Against the argument of illusion

Argument: Consciousness is an illusion (according to Daniel Dennett) or it is just a convenient way of talking about some phenomenon we observe at human scale (according to Sean M. Carroll and “poetic naturalism”). So the only goals that make sense if you want to replicate any feature of human intelligence, is to replicate the observable behavior of human beings. This view is rather well explained here by Stanislas Dehaene and other cognitive scientists.

Counterargument: This argument is mostly about denying the objective reality of the subjective experience. There is no contradiction saying subjective experience is an objective fact, as is perfectly explained by John Searle. The subjective experience is the first reality we are confronted with. Any so-called objective reality arises from a general agreement about what can be recognized by the vast majority of people as a symbol with sufficient common and simple meaning, based on everyone’s grounding subjective experience. Without this common symbol grounding, we cannot make science because science is based on symbols and at some point, symbols cannot be defined by other symbols only. David Chalmers well explained about the distinction between what he called the easy and the hard problem of consciousness and the argument of illusion is about denying the existence of the hard problem.

About some other arguments

All the previous counterarguments denying the possibility of consciousness in AI are only valid if we consider the limitations of computers, as we know them today. The consciousness could exist thanks to the property of mater at quantum physics level, or thanks to some other fundamental features of physical matter we don’t know well yet, and we could create new types of computers based on them. As this is pure speculation no proper counterarguments hold.

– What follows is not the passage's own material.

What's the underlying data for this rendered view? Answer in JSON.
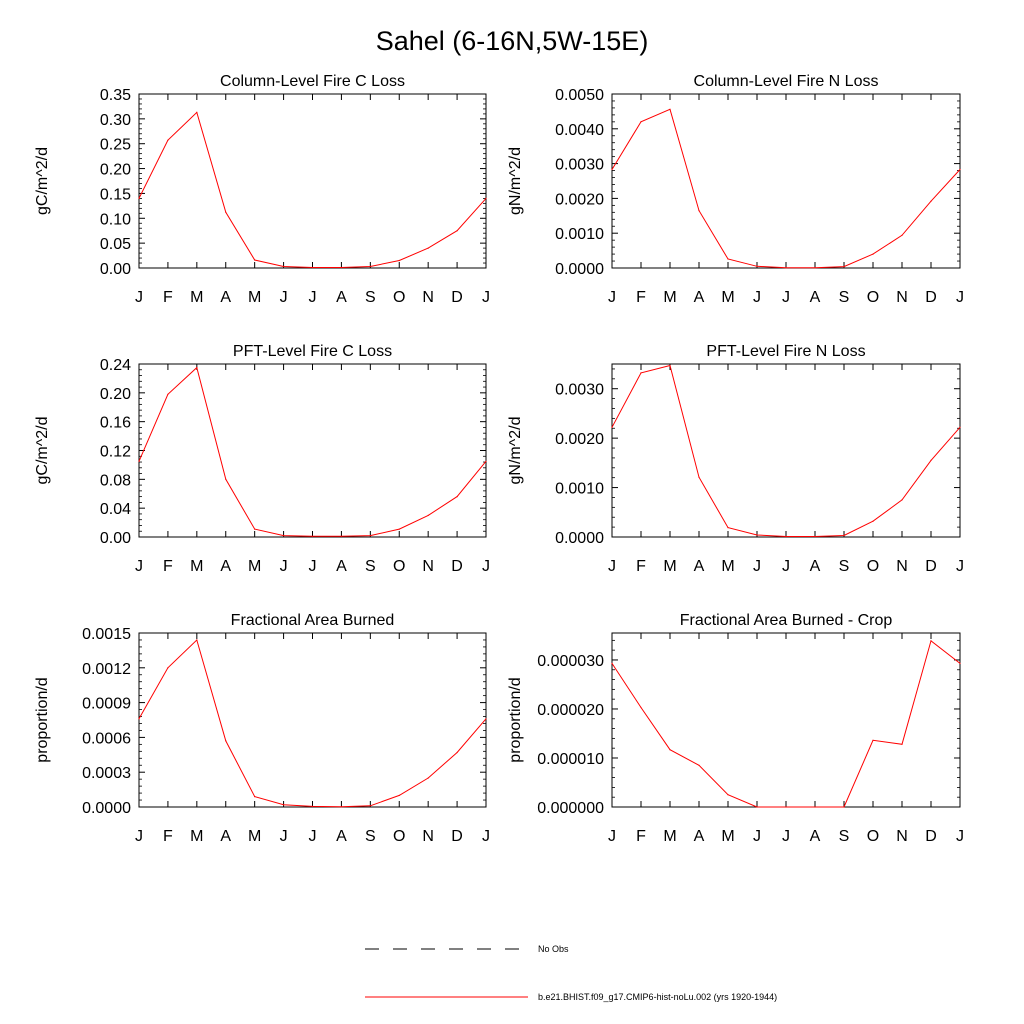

Another common argument considers information complexity as bringing new properties after it reaches some thresholds, and as the source of emergence of consciousness. But information, defined as the data transformed by computers, is a formal representation that needs human interpretation and does not exist otherwise. What we call information in “information processing”, needs an observer to acquire a meaning, which is totally different from what actually happens in our brain and is what makes it possible to deal with information with some grounded meaning.

Further discussions and dual problems

The debate about the fundamental limits of AI is related to several dual notions: weak AI vs. strong AI, weak emergence vs. strong emergence, easy problem vs. hard problem of consciousness… In the background of discussions on these topics, scientists or non-scientists often express passion, which is related to what we consider as the nature of humanity.